Questa visione sta cominciando a farsi strada anche a livello legislativo. Il Tribunale di Pechino, il 27 novembre 2023, ha emesso una sentenza in cui riconosce la protezione legale a un’opera generata tramite IA, perché il processo era stato guidato in modo determinante dall'autore umano, che aveva costruito il prompt e selezionato il risultato, creando così un’opera originale. Anche in Italia, la Corte di Cassazione, con l’ordinanza n. 1107/2023, ha stabilito un principio chiave: l’uso di un software non esclude di per sé il processo creativo. Risulta, infatti, necessario valutare caso per caso, per capire in quale misura il risultato finale sia stato determinato dalla macchina o dall’intervento umano.

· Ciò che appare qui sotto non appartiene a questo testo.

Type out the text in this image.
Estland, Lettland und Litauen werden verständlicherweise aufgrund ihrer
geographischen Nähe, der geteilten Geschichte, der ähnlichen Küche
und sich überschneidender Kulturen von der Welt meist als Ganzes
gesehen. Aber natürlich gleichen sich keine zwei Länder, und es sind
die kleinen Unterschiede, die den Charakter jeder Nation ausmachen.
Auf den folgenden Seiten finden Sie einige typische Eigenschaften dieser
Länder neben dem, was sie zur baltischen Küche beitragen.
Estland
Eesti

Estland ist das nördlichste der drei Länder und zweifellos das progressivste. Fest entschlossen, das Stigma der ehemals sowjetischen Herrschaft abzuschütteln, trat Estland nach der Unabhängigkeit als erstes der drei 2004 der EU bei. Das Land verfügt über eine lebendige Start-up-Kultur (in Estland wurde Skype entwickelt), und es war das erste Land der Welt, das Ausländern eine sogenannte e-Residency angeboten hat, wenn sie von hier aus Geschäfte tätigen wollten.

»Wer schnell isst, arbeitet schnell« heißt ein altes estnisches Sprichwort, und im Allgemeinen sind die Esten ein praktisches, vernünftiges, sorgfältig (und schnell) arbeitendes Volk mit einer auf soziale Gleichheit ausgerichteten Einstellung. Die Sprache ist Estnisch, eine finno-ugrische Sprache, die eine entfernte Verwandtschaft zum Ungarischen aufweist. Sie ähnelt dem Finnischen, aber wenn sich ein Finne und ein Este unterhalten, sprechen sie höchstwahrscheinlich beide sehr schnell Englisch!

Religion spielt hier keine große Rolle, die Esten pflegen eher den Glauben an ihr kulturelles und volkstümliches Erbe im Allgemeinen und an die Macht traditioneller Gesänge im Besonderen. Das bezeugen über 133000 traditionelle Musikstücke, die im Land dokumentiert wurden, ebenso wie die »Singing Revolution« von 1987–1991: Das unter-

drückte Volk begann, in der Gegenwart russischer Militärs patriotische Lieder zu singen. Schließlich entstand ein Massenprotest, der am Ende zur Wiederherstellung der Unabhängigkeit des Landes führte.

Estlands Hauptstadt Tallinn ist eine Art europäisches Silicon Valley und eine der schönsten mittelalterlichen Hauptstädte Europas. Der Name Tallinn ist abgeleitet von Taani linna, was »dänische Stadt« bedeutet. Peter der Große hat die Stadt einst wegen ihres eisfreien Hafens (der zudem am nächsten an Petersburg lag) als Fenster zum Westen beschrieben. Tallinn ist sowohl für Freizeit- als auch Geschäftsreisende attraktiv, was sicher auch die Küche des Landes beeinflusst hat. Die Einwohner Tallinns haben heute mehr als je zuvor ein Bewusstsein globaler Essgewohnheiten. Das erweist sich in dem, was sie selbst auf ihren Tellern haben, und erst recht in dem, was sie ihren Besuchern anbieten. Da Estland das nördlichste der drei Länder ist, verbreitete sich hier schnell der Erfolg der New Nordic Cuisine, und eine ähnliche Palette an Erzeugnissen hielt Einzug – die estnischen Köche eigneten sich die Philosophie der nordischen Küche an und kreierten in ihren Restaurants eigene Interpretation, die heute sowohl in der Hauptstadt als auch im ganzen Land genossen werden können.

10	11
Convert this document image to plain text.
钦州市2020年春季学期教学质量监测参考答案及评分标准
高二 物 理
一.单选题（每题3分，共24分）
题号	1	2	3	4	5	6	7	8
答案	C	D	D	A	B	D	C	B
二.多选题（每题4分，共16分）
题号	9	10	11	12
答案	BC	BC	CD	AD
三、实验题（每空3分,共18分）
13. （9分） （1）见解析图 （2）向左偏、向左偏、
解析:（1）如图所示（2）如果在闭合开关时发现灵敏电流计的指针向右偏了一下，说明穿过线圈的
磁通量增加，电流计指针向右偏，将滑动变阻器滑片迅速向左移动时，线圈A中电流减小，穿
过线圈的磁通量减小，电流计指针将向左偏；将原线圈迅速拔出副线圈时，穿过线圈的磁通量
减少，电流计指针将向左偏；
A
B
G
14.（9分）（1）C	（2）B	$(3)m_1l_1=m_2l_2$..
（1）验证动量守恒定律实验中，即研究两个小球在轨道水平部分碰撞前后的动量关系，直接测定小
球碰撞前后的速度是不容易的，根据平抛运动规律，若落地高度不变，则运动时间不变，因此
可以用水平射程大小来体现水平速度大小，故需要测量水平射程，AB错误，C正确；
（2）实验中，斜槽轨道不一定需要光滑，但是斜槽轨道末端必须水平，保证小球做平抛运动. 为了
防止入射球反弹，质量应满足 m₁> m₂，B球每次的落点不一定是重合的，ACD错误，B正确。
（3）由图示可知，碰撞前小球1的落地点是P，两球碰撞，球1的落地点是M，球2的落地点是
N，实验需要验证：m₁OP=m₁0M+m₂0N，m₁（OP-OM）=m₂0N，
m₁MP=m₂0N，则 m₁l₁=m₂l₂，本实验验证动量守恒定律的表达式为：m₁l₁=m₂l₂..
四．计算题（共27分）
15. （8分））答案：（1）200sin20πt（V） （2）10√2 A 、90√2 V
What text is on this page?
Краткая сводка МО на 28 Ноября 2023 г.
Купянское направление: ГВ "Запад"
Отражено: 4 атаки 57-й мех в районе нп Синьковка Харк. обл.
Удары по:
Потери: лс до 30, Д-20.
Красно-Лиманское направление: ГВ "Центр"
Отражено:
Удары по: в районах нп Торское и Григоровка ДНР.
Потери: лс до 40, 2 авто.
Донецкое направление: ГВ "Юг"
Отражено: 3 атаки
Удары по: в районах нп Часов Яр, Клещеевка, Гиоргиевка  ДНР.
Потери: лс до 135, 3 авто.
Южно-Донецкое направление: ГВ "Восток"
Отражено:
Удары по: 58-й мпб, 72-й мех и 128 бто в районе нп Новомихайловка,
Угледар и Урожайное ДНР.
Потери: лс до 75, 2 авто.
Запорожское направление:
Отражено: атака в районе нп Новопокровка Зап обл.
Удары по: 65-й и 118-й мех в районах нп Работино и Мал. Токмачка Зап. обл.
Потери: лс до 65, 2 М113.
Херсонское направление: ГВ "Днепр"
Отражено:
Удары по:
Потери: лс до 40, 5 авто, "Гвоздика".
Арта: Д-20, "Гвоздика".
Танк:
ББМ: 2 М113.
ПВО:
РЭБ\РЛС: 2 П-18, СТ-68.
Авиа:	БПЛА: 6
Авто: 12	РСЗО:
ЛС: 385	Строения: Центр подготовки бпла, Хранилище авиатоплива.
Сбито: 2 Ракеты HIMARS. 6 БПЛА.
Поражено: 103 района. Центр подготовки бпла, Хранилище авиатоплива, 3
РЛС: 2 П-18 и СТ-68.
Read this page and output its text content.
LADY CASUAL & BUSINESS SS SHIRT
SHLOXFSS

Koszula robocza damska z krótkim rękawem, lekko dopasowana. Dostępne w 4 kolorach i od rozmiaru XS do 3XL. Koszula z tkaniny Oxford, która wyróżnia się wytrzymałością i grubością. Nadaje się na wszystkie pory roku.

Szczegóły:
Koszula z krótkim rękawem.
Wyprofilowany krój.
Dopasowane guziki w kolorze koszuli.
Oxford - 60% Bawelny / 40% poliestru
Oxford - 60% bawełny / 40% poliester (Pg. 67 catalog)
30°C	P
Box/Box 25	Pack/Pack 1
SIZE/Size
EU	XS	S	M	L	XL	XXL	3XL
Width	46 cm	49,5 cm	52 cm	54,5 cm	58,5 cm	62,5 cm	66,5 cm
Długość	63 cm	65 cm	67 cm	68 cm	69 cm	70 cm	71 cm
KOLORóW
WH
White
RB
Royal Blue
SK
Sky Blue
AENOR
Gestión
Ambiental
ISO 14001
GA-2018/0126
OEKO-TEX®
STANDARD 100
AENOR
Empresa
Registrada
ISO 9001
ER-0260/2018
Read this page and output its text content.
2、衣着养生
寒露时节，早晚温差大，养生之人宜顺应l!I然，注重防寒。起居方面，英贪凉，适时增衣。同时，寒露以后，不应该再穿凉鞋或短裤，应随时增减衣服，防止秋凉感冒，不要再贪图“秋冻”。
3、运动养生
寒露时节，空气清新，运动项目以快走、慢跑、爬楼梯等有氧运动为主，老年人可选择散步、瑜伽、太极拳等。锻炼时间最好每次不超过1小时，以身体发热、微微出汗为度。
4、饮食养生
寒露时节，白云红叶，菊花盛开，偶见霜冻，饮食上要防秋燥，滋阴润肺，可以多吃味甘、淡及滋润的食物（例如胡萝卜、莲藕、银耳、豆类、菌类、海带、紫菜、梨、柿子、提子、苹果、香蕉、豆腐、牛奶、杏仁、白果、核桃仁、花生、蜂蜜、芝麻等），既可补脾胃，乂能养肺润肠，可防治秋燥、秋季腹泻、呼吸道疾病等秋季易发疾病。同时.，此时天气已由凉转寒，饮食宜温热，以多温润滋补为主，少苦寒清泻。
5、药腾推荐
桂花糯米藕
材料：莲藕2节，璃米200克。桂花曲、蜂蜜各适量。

Usare un’intelligenza artificiale per generare immagini non significa rinunciare alla creatività, ma trasformarla. Questa tecnologia trasforma l’utente nel direttore artistico del proprio prodotto: non si impugna direttamente il pennello, ma si guida l’intero processo creativo, dall’idea iniziale al risultato finale. Ogni immagine generata è il frutto di una visione, affinata da prove, errori, aggiustamenti e intuizioni. L’IA diventa così una squadra di assistenti instancabili, ma è ancora l’umano a stabilire cosa ha valore, cosa va tenuto, cosa va scartato. La vera opera, allora, non è solo l’immagine singola, ma il percorso che porta a selezionarla e darle un senso.
Tecnologia e talento
In un'ottica più generale, i dibattiti su questi temi invitano a riflettere sul rapporto tra tecnologia e talento. I talenti umani non sono assoluti o fissi nel tempo: dipendono anche dagli strumenti disponibili in un certo momento storico. Prima del 1839, anno in cui viene generalmente riconosciuta la nascita ufficiale della fotografia, questa tecnica non esisteva, ma non per questo non esistevano persone che avrebbero potuto eccellere in essa. Semplicemente, non avevano la possibilità di scoprirlo. Lo stesso vale oggi per l’IA. Può darsi che, nel presente, non riusciamo ancora a capire del tutto il suo senso artistico, perché ci troviamo nella fase iniziale, quella più incerta e rumorosa. Ma è plausibile che col tempo emergeranno creativi, artisti, narratori visivi che grazie a questa tecnologia riusciranno a dare forma alla propria immaginazione in modi nuovi e potenti, magari impensabili con i mezzi tradizionali.
La tecnologia, in questo senso, non toglie valore al talento umano, ma può rivelarlo, portarlo alla luce, offrendogli nuove strade per esprimersi. Da questo discorso si può dedurre che l’uso professionale di questi strumenti, sebbene più accessibile e veloce rispetto ad altri, non sia affatto semplice. Il concetto che sembra descrivere meglio questa tecnologia è l’ormai classico "easy to play, hard to master" di derivazione videoludica: ovvero uno strumento che all’inizio appare semplice da usare (basta scrivere “creami un’immagine”) ma che, per produrre risultati di valore, richiede un investimento di tempo notevole. Anche perché la competizione è elevata, proprio in virtù della sua grande accessibilità.
Infine, non è affatto scontato che l’intelligenza artificiale “rubi il lavoro” agli artisti. Dati i suoi limiti attuali forse è più realistico immaginare un affiancamento intelligente, in cui l’IA diventa un supporto potente, capace di velocizzare o semplificare alcuni passaggi, soprattutto nelle mani di persone già esperte e formate nel settore, che sanno come impostare e gestire un lavoro artistico.